The bill also would mandate DHS to investigate the cybersecurity risks posed by the burgeoning number of small, cheap devices connected to the web as part of the mushrooming internet of things or IoT.
In the Senate, S.1475 — “A bill to provide for the identification and documentation of best practices for cyber hygiene by the National Institute of Standards and Technology, and for other purposes” — was introduced Thursday by Republican Orrin Hatch of Utah, chairman of the powerful Finance Committee, and Democrat Ed Markey of Massachusetts, a veteran of tech-policy debates.
The House version, HR.3010, the Promoting Good Cyber Hygiene Act of 2017, was introduced last week by California Democrat Anna Eshoo and Indiana Republican Susan Brooks. Eshoo introduced similar legislation in 2015, but it went nowhere in that Congress. Now, with a companion bill in the Senate backed by Hatch, its chances look much better.
The bill would give NIST a year to consult with the other agencies and publish drafts for public comment before finalizing the guidance, which should give special consideration to “emerging technologies and processes that provide enhanced security protections, including multi-factor authentication, data loss prevention, micro-segmentation, data encryption, cloud services, anonymization, software patching and maintenance, phishing education, and other standard cybersecurity measures to achieve trusted security in the infrastructure.”
The resulting guidelines would be reviewed and updated annually.

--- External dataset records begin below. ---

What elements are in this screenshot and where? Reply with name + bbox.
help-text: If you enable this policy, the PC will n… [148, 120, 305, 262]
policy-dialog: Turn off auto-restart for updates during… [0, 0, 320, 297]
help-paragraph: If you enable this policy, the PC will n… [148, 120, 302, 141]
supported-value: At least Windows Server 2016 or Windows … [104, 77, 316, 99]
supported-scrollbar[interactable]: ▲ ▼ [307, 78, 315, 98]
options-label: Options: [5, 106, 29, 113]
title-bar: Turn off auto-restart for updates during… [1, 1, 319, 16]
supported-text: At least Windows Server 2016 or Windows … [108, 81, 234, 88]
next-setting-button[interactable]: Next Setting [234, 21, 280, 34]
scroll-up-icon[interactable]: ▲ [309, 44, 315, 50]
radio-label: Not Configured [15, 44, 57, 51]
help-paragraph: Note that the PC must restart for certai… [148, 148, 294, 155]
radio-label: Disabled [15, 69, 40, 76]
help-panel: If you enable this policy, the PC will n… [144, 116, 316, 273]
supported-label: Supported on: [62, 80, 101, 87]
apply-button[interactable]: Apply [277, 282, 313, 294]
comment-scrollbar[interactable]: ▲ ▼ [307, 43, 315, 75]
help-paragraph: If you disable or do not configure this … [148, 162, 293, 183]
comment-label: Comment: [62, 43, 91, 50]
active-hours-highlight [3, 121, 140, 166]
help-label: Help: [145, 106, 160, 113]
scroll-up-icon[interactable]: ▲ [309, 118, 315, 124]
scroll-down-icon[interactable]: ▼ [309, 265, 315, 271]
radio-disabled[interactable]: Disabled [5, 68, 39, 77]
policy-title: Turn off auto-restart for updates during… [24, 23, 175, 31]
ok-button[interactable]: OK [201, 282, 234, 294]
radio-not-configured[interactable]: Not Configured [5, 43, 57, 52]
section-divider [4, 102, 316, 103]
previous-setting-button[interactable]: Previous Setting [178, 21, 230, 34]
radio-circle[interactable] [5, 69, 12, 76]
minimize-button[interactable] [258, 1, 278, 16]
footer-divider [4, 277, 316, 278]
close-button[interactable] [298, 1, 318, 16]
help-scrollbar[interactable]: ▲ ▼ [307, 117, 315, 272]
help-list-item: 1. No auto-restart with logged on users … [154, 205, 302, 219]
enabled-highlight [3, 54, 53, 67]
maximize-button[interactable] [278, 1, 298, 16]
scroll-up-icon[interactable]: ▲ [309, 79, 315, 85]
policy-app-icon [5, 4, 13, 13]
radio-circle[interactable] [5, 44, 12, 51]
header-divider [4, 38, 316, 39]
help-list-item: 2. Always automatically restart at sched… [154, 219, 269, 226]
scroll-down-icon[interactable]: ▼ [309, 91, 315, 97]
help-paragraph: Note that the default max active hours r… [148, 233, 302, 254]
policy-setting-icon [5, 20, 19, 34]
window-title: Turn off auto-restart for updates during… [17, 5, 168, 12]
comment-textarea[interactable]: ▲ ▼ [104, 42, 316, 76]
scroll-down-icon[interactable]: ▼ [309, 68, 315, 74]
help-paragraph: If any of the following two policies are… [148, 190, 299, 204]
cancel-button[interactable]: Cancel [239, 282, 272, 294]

“The scary truth is that data security experts have suggested 90 percent of successful cyberattacks are due to system administrators overlooking two integral pillars of network security: cyber hygiene and security management,” Eshoo said in a statement. “By instituting commonsense best practices, system administrators can better protect their networks and consumer data from a majority of known cyber threats.”
“Proper cyber hygiene can prevent many [cyber] attacks,” Hatch said in a separate statement. “This bill will establish best practices for cyber hygiene that will help Americans better protect themselves from enemies online.”
In a third statement thanking his cosponsors, Markey highlighted the bill’s Internet of Things provisions, warning that the IoT era “could morph into the internet of threats era if appropriate cybersecurity safeguards are not put in place now to protect consumers.”